# Whats the best wireless thermometer you can use for smoking foods



## dolphin dan (Aug 9, 2017)

I have a Smoke Vault that I just started using. The temperature is not that accurate and I am looking for a  wireless thermometer. Any suggestions?  Thanks


----------



## noboundaries (Aug 9, 2017)

How much money do you want to spend?


----------



## Rings Я Us (Aug 9, 2017)

https://www.instrumart.com/products...RLnqdVdpUtOjLa40Hinq2nq0V7O3VLb8aAkYFEALw_wcB

[emoji]128514[/emoji]


----------



## dolphin dan (Aug 9, 2017)

I would say under $100.00


----------



## dolphin dan (Aug 9, 2017)

Rings R Us that's if I hit the lotto [emoji]128514[/emoji][emoji]128077[/emoji]


----------



## mike5051 (Aug 9, 2017)

Rings R Us said:


> https://www.instrumart.com/products...RLnqdVdpUtOjLa40Hinq2nq0V7O3VLb8aAkYFEALw_wcB
> 
> [emoji]128514[/emoji]










Mike


----------



## gonavy (Aug 9, 2017)

For under $100 Maverick is by far the best...I have had the ET-733 unit for over three years now and wouldn't smoke anything without it, never had a problem.  Takes a little to get use to programming it, but once you do, it is quick and easy, batteries last forever range is as advertised.  You can set alarm for high/low temp, change the temps to your desire, have one probe for the smoker temp, and the other for food temp, or both smoker, or both food vary flexible unit.
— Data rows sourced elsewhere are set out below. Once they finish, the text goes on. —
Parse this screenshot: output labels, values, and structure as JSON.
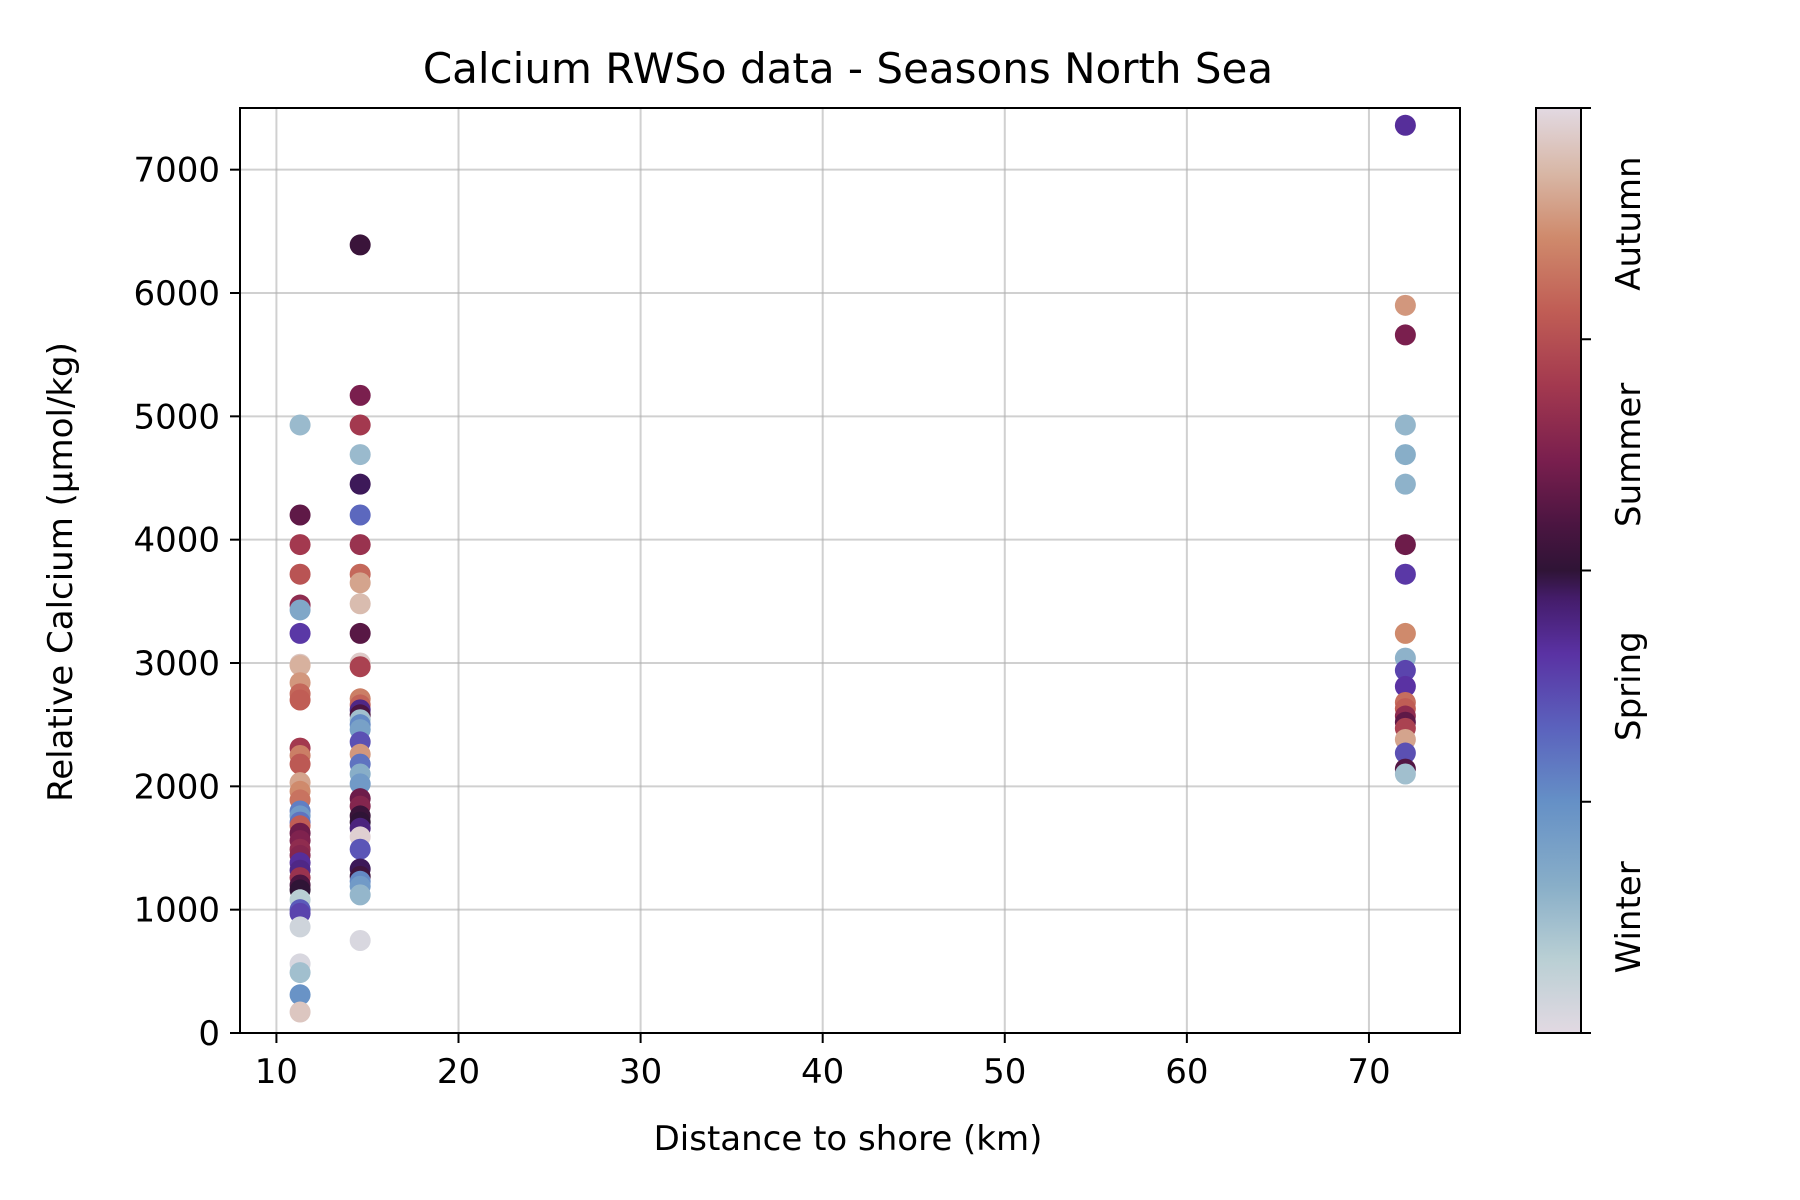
{
  "chart_data": {
    "type": "scatter",
    "title": "Calcium RWSo data - Seasons North Sea",
    "xlabel": "Distance to shore (km)",
    "ylabel": "Relative Calcium (µmol/kg)",
    "xlim": [
      8,
      75
    ],
    "ylim": [
      0,
      7500
    ],
    "xticks": [
      10,
      20,
      30,
      40,
      50,
      60,
      70
    ],
    "yticks": [
      0,
      1000,
      2000,
      3000,
      4000,
      5000,
      6000,
      7000
    ],
    "grid": true,
    "colorbar": {
      "colormap": "twilight",
      "range": [
        0,
        1
      ],
      "tick_positions": [
        0.0,
        0.25,
        0.5,
        0.75,
        1.0
      ],
      "labels": [
        {
          "text": "Winter",
          "position": 0.125
        },
        {
          "text": "Spring",
          "position": 0.375
        },
        {
          "text": "Summer",
          "position": 0.625
        },
        {
          "text": "Autumn",
          "position": 0.875
        }
      ],
      "color_stops": [
        {
          "pos": 0.0,
          "color": "#e2d9e2"
        },
        {
          "pos": 0.08,
          "color": "#b9cfd4"
        },
        {
          "pos": 0.16,
          "color": "#88aec8"
        },
        {
          "pos": 0.25,
          "color": "#6590c6"
        },
        {
          "pos": 0.33,
          "color": "#5b62bd"
        },
        {
          "pos": 0.41,
          "color": "#5a32a3"
        },
        {
          "pos": 0.47,
          "color": "#441c6a"
        },
        {
          "pos": 0.5,
          "color": "#2f1436"
        },
        {
          "pos": 0.55,
          "color": "#4b1541"
        },
        {
          "pos": 0.62,
          "color": "#7a1f4e"
        },
        {
          "pos": 0.7,
          "color": "#a3394f"
        },
        {
          "pos": 0.78,
          "color": "#c05d55"
        },
        {
          "pos": 0.86,
          "color": "#cf8a6c"
        },
        {
          "pos": 0.93,
          "color": "#d8b7a6"
        },
        {
          "pos": 1.0,
          "color": "#e2d9e2"
        }
      ]
    },
    "series": [
      {
        "x": 11.3,
        "points": [
          [
            4930,
            0.13
          ],
          [
            4200,
            0.58
          ],
          [
            3960,
            0.7
          ],
          [
            3720,
            0.76
          ],
          [
            3470,
            0.66
          ],
          [
            3430,
            0.18
          ],
          [
            3240,
            0.4
          ],
          [
            2990,
            0.96
          ],
          [
            2980,
            0.92
          ],
          [
            2840,
            0.88
          ],
          [
            2750,
            0.8
          ],
          [
            2700,
            0.78
          ],
          [
            2310,
            0.7
          ],
          [
            2250,
            0.84
          ],
          [
            2180,
            0.77
          ],
          [
            2030,
            0.9
          ],
          [
            1960,
            0.86
          ],
          [
            1890,
            0.82
          ],
          [
            1800,
            0.28
          ],
          [
            1760,
            0.22
          ],
          [
            1710,
            0.3
          ],
          [
            1680,
            0.78
          ],
          [
            1620,
            0.6
          ],
          [
            1560,
            0.63
          ],
          [
            1490,
            0.66
          ],
          [
            1440,
            0.64
          ],
          [
            1380,
            0.42
          ],
          [
            1320,
            0.44
          ],
          [
            1260,
            0.68
          ],
          [
            1200,
            0.55
          ],
          [
            1160,
            0.5
          ],
          [
            1080,
            0.08
          ],
          [
            1000,
            0.34
          ],
          [
            970,
            0.38
          ],
          [
            860,
            0.04
          ],
          [
            560,
            0.02
          ],
          [
            490,
            0.12
          ],
          [
            310,
            0.24
          ],
          [
            170,
            0.96
          ]
        ]
      },
      {
        "x": 14.6,
        "points": [
          [
            6390,
            0.52
          ],
          [
            5170,
            0.62
          ],
          [
            4930,
            0.7
          ],
          [
            4690,
            0.13
          ],
          [
            4450,
            0.48
          ],
          [
            4200,
            0.32
          ],
          [
            3960,
            0.68
          ],
          [
            3720,
            0.8
          ],
          [
            3650,
            0.9
          ],
          [
            3480,
            0.94
          ],
          [
            3240,
            0.57
          ],
          [
            3000,
            0.97
          ],
          [
            2970,
            0.72
          ],
          [
            2710,
            0.84
          ],
          [
            2660,
            0.79
          ],
          [
            2620,
            0.44
          ],
          [
            2580,
            0.55
          ],
          [
            2540,
            0.12
          ],
          [
            2500,
            0.26
          ],
          [
            2460,
            0.2
          ],
          [
            2360,
            0.36
          ],
          [
            2260,
            0.88
          ],
          [
            2180,
            0.3
          ],
          [
            2100,
            0.16
          ],
          [
            2020,
            0.22
          ],
          [
            1900,
            0.6
          ],
          [
            1840,
            0.64
          ],
          [
            1760,
            0.52
          ],
          [
            1710,
            0.5
          ],
          [
            1660,
            0.45
          ],
          [
            1590,
            0.98
          ],
          [
            1490,
            0.35
          ],
          [
            1330,
            0.48
          ],
          [
            1270,
            0.53
          ],
          [
            1230,
            0.26
          ],
          [
            1190,
            0.22
          ],
          [
            1120,
            0.14
          ],
          [
            750,
            0.02
          ]
        ]
      },
      {
        "x": 72.0,
        "points": [
          [
            7360,
            0.42
          ],
          [
            5900,
            0.88
          ],
          [
            5660,
            0.62
          ],
          [
            4930,
            0.14
          ],
          [
            4690,
            0.16
          ],
          [
            4450,
            0.15
          ],
          [
            3960,
            0.6
          ],
          [
            3720,
            0.4
          ],
          [
            3240,
            0.86
          ],
          [
            3040,
            0.15
          ],
          [
            2940,
            0.38
          ],
          [
            2810,
            0.41
          ],
          [
            2680,
            0.81
          ],
          [
            2630,
            0.78
          ],
          [
            2570,
            0.66
          ],
          [
            2520,
            0.58
          ],
          [
            2470,
            0.72
          ],
          [
            2380,
            0.9
          ],
          [
            2270,
            0.36
          ],
          [
            2140,
            0.56
          ],
          [
            2100,
            0.12
          ]
        ]
      }
    ]
  }
}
Link to Amazon page, they come is different colors, the Maverick/Redichek and Ivation are the exact same unit made by the same company, but for ever reason Maverick Redichek are $69.99 but the Ivation is $39.99, and you get an extra probe, so I would save the twenty bucks, didn't know about Ivation when I bought mine and got the Redichek.  They do make a newer 735 model that works with an app on your phone, but most folks are having connection problem.  The 733 has been around for some time now, pretty much bullet proof and tried and tested.

https://www.amazon.com/s/ref=nb_sb_noss_2?url=search-alias=aps&field-keywords=et+733

Ivation unit


.


----------



## redoctobyr (Aug 17, 2017)

For $99, the ThermoWorks Smoke gets a lot of positive feedback. 2 probes, wireless, I believe it has high and low alarms, and it also records the high/low temps seen for each probe. There is apparently a WiFi upgrade kit coming out as well. 

Their products are excellent, I have their ThermoPop instant read thermometer. They also have sales sometimes, like 15% last weekend. Someone mentioned that they might still honor that sale if you call, vs trying to buy online.


----------



## dolphin dan (Aug 17, 2017)

Thanks guys! [emoji]128077[/emoji][emoji]128077[/emoji][emoji]128077[/emoji]


----------